- Cyrano, My Love (Edmond)
12/12/20 (Sat), Tokyo
A fanciful story of how Edmond Rostand came up with the idea of his blockbuster hit Cyrano de Bergerac back in 1897. With only three weeks to write the script, he draws inspiration from his own life to craft the show: he helps his handsome but inarticulate friend write love letters to a beautiful woman – ding! A black restaurant proprietor lashes out at a patron for being too timid and unoriginal in his “black” insults, offering him some more intelligent offerings before throwing him out – ding! The process is slow but steady, going from one disaster to another – e.g. the gangster’s insistence on using a hard-to-handle actress, the star’s bumbling son in a key role, the threatened closure of the show, the female lead’s sudden incapacity on opening night – until the historic triumph with 40 curtain calls lasting an hour (that part appears to be true).
This is a blatant rip-off conceptually of Shakespeare in Love, but when it’s done this well, who’s complaining?
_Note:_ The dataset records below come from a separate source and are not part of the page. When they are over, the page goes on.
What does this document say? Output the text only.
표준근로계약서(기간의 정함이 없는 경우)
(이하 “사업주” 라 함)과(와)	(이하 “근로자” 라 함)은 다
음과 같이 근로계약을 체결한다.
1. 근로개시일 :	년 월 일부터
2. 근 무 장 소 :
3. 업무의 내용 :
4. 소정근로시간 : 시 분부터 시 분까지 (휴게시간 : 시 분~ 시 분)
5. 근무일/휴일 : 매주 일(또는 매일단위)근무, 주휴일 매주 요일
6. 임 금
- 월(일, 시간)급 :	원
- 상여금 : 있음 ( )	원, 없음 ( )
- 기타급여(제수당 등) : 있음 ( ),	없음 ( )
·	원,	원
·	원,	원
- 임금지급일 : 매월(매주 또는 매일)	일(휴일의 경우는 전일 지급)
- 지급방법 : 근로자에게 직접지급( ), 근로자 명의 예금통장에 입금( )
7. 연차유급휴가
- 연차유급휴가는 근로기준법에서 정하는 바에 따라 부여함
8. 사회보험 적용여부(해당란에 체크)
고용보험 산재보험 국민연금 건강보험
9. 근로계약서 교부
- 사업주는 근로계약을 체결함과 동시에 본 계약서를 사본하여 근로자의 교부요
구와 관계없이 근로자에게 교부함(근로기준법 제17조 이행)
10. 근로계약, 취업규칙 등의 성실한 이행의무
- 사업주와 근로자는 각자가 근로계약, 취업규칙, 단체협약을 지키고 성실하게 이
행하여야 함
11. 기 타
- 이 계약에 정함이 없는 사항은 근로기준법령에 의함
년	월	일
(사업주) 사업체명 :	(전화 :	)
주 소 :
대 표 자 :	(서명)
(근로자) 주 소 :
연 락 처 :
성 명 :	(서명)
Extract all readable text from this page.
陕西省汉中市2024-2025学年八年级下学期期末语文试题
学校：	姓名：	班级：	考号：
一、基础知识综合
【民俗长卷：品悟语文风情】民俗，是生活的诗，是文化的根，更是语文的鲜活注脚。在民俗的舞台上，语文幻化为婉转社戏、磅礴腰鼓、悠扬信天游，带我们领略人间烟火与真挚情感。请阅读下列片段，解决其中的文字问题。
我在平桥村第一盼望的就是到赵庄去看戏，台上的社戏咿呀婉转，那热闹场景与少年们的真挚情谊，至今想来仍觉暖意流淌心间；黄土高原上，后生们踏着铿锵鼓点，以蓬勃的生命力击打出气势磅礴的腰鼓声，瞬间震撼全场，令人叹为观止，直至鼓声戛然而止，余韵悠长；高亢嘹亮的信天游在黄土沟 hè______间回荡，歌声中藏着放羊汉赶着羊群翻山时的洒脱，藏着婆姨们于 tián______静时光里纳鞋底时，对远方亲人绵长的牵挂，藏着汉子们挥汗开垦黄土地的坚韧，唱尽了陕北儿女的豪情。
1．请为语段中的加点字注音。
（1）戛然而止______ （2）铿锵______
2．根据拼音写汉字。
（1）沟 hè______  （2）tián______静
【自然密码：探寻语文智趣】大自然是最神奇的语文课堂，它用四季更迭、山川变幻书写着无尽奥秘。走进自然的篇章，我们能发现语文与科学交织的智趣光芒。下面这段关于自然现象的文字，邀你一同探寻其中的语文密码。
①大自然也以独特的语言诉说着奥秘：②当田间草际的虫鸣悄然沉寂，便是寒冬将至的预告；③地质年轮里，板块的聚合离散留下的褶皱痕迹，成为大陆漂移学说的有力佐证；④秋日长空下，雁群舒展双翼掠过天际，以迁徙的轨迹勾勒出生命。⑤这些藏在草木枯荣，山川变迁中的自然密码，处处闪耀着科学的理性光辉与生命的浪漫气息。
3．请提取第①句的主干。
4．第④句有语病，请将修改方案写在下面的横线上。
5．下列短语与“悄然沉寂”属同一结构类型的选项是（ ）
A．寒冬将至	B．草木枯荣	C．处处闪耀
Fair enough that France should borrow the idea for one of its greatest playwrights. It’s all about the execution, and they’ve come up with enough crazy developments, albeit some more credible than others, to justify it. This “Rostand in Love” was done first as a popular stage show, which I would love to see (it’s been done in English in the UK), but its theatrical roots are barely evident here in the gorgeous settings and filming.
The unrelenting twists and turns are all more or less logical, and the pacing is immaculate. A knowledge of the play clearly helps appreciate the many cross-references, but my friend thoroughly enjoyed it without knowing anything about it. Various scenes were reminiscent of older shows, like Noises Off and Cuckoo’s Nest (when a nervous young actor comes bounding confidently out on the stage after a co-star has, let’s say, released his tension in the dressing room). But whether these were conscious borrowings or not isn’t clear, and the film had an original take on them. The tone was light throughout. I don’t know what if any of this was real – I assume we can count out the funny disappearance and return of the diva, but I wonder if they really rounded up dance hall girls and bar patrons to fill the house. And what was Chekhov doing there? In any case, it was best just to go along for the ride.
There is terrific acting all around, topped by Olivier Gourmet as Constant Coquelin, the original Cyrano, who ran away with all his scenes. I rolled my eyes when the black restaurateur came on, thinking this was another case of diversity gone wild, but it made complete sense in the context of the story and was very well done. The French are so much better at this. (Blacks have a different history in France anyway, though I still wonder if Sarah Bernhardt would really be kissing the guy in public.)
A fun film. I’m seeing a silent version of Cyrano in a few weeks, so this is a nice prelude.